Des dieux avant la théologie
La dite Triade elfique oubliée est difficile à décrire comme une religion au sens humain, car les trois figures ne sont pas de simples patrons de vertus séparées. Apollon, Dionysos et Cybèle appartiennent à l’architecture même d’Aurelion. Dans le résumé religieux, Apollon est le Lumineux, associé à la loi et à l’harmonie ; Dionysos à la vie, à l’art et à la folie ; Cybèle à la matière, au chaos et à l’absorption. Ailleurs, la bible du monde pousse plus loin la distinction : le principe d’Apollon exprime la forme et l’harmonie ordonnée, celui de Cybèle fixe et consume la matière, et Dionysos introduit multiplicité, Temps personnel et possibilité du libre choix.

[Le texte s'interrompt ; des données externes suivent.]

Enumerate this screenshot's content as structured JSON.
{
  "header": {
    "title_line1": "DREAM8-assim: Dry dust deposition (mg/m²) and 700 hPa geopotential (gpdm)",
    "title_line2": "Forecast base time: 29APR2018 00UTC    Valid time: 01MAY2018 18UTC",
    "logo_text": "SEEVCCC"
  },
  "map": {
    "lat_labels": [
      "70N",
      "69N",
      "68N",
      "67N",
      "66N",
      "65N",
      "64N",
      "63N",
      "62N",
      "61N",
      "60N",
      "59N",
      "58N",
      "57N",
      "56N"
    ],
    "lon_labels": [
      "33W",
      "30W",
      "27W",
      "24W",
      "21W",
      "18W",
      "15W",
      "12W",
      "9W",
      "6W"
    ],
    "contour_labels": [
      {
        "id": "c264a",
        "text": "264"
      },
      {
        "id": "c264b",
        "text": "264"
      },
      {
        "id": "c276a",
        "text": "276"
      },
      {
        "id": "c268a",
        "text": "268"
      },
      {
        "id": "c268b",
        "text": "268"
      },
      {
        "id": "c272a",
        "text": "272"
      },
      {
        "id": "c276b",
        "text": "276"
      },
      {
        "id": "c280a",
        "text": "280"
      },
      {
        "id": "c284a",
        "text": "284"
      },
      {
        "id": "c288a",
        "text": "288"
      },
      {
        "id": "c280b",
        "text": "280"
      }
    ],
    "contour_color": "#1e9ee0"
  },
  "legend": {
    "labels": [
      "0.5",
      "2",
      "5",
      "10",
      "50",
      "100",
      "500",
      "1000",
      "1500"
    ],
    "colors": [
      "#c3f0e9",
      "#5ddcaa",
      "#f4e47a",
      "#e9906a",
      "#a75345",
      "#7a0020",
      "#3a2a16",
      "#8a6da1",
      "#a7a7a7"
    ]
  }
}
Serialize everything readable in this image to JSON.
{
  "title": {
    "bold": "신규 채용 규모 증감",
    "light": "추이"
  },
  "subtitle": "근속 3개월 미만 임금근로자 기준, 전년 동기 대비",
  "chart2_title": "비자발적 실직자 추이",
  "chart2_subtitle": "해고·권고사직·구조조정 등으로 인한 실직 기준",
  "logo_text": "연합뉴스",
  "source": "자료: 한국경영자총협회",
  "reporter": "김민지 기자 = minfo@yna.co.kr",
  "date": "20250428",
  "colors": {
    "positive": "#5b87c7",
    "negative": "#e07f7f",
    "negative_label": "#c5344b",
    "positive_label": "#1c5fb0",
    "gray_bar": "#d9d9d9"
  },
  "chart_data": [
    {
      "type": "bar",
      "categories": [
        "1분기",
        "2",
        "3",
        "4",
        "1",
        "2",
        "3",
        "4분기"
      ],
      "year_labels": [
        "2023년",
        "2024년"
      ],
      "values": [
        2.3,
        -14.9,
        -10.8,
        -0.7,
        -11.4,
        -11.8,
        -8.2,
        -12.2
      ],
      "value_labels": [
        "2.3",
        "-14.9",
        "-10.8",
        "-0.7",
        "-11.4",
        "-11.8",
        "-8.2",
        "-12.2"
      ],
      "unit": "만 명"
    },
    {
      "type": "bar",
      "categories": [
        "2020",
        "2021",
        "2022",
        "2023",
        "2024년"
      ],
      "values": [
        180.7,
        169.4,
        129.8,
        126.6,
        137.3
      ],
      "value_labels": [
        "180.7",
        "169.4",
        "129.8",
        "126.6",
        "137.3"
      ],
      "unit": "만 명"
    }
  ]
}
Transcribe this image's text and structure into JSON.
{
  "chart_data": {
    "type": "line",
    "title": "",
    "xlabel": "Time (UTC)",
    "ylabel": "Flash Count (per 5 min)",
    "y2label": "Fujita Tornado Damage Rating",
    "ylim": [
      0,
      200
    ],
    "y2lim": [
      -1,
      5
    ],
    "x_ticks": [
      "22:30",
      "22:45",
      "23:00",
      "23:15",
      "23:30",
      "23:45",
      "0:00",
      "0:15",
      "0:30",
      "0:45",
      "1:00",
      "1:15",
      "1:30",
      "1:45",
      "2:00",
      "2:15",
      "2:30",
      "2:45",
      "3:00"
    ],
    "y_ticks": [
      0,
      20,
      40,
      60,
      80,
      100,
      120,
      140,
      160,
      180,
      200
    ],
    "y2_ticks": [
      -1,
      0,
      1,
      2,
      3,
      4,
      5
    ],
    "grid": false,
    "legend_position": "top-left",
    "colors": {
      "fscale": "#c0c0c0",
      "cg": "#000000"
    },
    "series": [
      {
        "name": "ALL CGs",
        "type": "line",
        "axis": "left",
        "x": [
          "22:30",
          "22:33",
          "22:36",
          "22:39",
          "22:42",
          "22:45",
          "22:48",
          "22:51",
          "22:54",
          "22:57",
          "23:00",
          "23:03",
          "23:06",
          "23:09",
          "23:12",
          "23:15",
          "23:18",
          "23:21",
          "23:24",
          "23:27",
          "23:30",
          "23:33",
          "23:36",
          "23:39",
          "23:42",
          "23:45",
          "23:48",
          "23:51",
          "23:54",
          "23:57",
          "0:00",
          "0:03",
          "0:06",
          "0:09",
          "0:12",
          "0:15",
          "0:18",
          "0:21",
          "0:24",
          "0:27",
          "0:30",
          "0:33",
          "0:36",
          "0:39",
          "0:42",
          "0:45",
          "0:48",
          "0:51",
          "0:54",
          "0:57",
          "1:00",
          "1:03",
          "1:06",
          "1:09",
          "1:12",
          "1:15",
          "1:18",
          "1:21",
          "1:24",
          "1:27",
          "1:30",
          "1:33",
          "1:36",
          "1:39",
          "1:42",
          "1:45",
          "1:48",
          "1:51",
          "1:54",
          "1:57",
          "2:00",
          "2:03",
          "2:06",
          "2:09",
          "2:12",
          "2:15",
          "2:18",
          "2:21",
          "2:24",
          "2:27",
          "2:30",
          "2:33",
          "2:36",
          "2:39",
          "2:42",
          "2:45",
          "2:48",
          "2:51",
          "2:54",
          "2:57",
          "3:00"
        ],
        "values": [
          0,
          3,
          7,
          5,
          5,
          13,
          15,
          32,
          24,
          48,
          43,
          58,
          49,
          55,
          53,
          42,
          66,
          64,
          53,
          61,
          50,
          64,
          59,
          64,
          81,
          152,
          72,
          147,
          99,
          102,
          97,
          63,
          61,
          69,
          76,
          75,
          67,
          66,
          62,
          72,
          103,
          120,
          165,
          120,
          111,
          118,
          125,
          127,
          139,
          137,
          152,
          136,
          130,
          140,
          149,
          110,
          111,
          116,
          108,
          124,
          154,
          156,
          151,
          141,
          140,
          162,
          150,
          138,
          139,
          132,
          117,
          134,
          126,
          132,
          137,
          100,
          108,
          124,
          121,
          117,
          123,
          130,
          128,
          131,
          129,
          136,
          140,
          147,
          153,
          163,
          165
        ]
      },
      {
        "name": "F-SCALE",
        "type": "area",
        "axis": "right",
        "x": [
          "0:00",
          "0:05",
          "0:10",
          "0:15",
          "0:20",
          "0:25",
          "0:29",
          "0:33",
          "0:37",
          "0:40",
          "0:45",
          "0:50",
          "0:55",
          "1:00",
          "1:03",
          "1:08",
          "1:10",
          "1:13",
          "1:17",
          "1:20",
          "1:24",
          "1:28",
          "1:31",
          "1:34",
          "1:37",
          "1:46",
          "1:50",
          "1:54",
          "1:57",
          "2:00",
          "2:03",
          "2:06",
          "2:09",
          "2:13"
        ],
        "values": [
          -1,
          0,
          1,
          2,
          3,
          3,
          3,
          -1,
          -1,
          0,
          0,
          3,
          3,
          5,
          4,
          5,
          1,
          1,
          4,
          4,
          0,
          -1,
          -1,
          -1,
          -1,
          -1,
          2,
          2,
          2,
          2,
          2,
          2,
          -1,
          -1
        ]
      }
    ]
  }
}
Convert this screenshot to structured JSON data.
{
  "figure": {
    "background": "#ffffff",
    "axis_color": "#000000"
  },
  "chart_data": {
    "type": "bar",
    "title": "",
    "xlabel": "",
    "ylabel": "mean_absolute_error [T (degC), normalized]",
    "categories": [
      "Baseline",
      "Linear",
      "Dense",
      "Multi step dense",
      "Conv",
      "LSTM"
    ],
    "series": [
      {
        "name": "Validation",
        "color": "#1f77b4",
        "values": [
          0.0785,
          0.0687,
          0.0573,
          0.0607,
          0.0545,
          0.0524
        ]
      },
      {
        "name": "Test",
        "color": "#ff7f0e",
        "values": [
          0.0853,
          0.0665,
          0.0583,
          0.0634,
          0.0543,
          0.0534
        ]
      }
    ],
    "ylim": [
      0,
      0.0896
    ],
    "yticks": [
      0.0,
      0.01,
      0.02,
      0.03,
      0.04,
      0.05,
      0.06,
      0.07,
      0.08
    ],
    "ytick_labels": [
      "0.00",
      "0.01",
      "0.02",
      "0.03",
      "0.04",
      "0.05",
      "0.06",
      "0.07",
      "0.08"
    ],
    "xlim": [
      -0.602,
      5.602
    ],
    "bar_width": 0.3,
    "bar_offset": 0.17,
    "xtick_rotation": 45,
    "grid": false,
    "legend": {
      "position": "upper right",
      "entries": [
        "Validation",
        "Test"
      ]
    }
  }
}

Les elfes se tenaient au plus près de l’ordre d’Apollon. Leur civilisation ne se contentait pas de vénérer l’harmonie ; elle l’incarnait si complètement que la Fonction elfique survécut après que le peuple lui-même se fut dissous dans paysages, miroirs, vents et résidus élémentaires. C’est l’une des raisons pour lesquelles des archives ultérieures parlent d’une « foi elfique », même si ce qui survit ressemble davantage à une cosmologie, une ingénierie rituelle et une Fonction collective qu’à une religion de temple. La triade la plus ancienne est donc rappelée autant par les ruines, les structures magiques et le comportement du monde que par les hymnes.
La religion humaine conserva mal les noms. Le Triumvirat ultérieur associe Talmiriel à Apollon, Gal’Térus à un Dionysos déformé et Kebela à une pâle ombre de Cybèle. La source appelle explicitement cela une distorsion humaine : les anciennes forces devinrent des symboles prestigieux d’autorité aristocratique et chevaleresque plutôt que des principes actifs de la réalité. Un dieu qui décrivait autrefois les conditions de l’existence devint un emblème sur une bannière. Cette transformation n’est pas seulement une décadence théologique ; elle montre comment les institutions humaines domestiquent des puissances qu’elles ne comprennent plus.
La Reine des Fées complique cet héritage. L’Atlas des croyances indique qu’elle conserve une mémoire opérationnelle de la véritable triade — pas seulement un credo, mais une manière d’« accorder » le monde. Une autre section de la source propose un récit plus fort mais explicitement hypothétique : elle aurait été une prêtresse elfique ayant survécu au passage des âges et préservé la mémoire originelle tandis que l’humanité la corrompait. La distinction est importante. Cette hypothèse appartient aux Légendes, mais l’idée plus large reste centrale : l’ancienne triade n’est pas perdue parce que ses noms ont disparu. Elle l’est parce que les peuples ultérieurs se souviennent du vocabulaire tout en oubliant la machine derrière lui.